But for the grace

This morning my feet seem nimble, even sure.  I trod down the steps and let the dog outside.  With the kettle boiling and the egg cooking, I open the door to let the staleness out into its sister air.  The stench of my locked house mingles with the heady fragrance of the morning dew.

The news blasts into the room with tales of death and woe.  The times when I’ve been injured flood into my mind and I think, yet here I am, unscathed.  Lumpy, scarred, and tender but alive.  I pour the coffee and breathe the freshness that has found its way to the kitchen through the open door.  My life careens in plunging peaks and valleys but I march on, fumbling, weak, unsure but still going.  Talk of Istanbul, talk of Orlando, a photograph on Facebook of my friend Beth’s son who died from one vicious careless action.  There but for the grace, I think; and put aside my work for just a few moments to sit on the porch.  Gratitude overwhelms me.

It’s the first day of the thirty-first month of My (Never-Ending) Year Without Complaining.  Life continues.

 

 

“There But for the Grace”
By Wislawa Szymborska

It could have happened.
It had to happen.
It happened sooner.
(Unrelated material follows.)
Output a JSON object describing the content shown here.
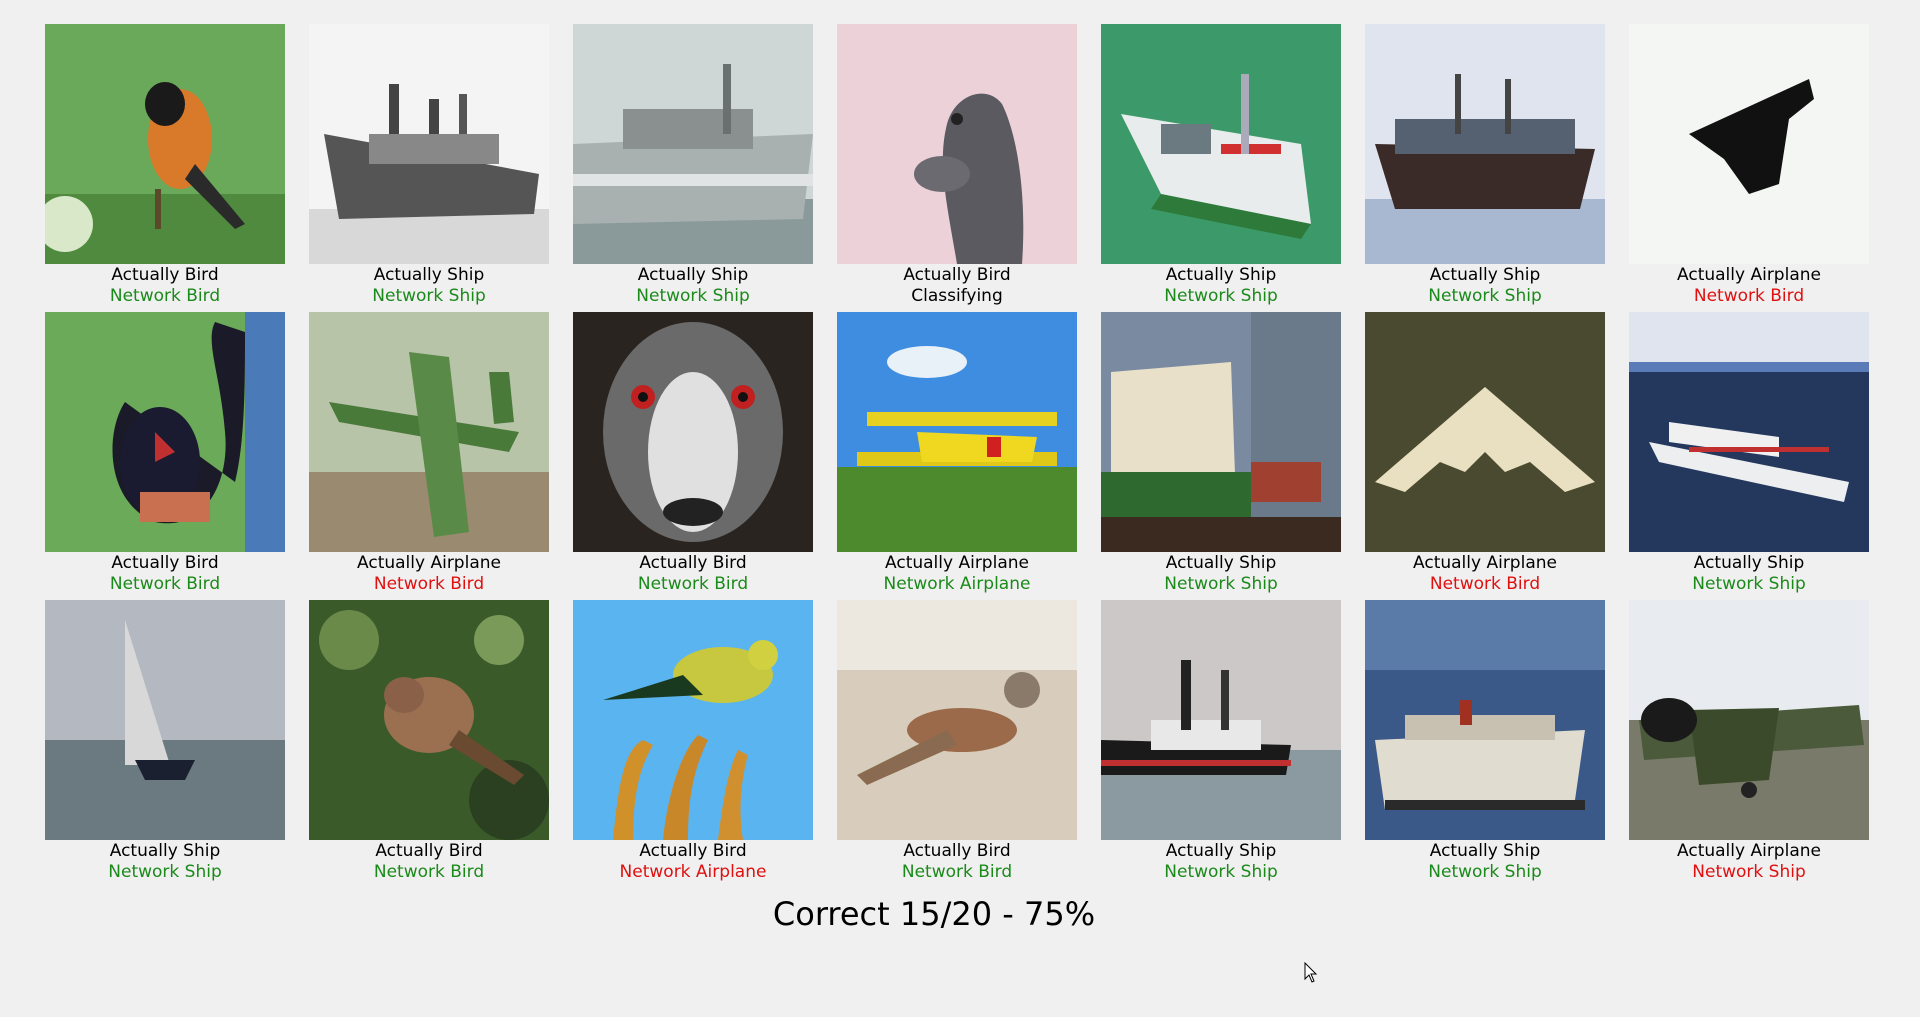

Later.
Nearer. Farther.
It happened not to you.

You survived because you were the first.
You survived because you were the last.
Because you were alone. Because of people.
Because you turned left. Because you turned right.
Because rain fell. Because a shadow fell.
Because sunny weather prevailed.

Luckily, there was a wood.
Luckily there were no trees.
Luckily there was a rail, a hook, a beam, a brake,
a frame, a bend, a millimeter, a second.
Luckily a straw was floating on the surface.

Thanks to, because, and yet, in spite of.
What would have happened had not a hand, a foot,
by a step, a hairsbreadth
by sheer coincidence.

So you’re here? Straight from a moment still ajar?
The net had one eyehole, and you got through it?
There’s no end to my wonder, my silence.
Listen
how fast your heart beats in me.

Translated from Polish by Stanislaw Baranczak and Clare Cavanagh

 

I cannot help but smile at such sights, such gifts as these impatiens which flourish in my space.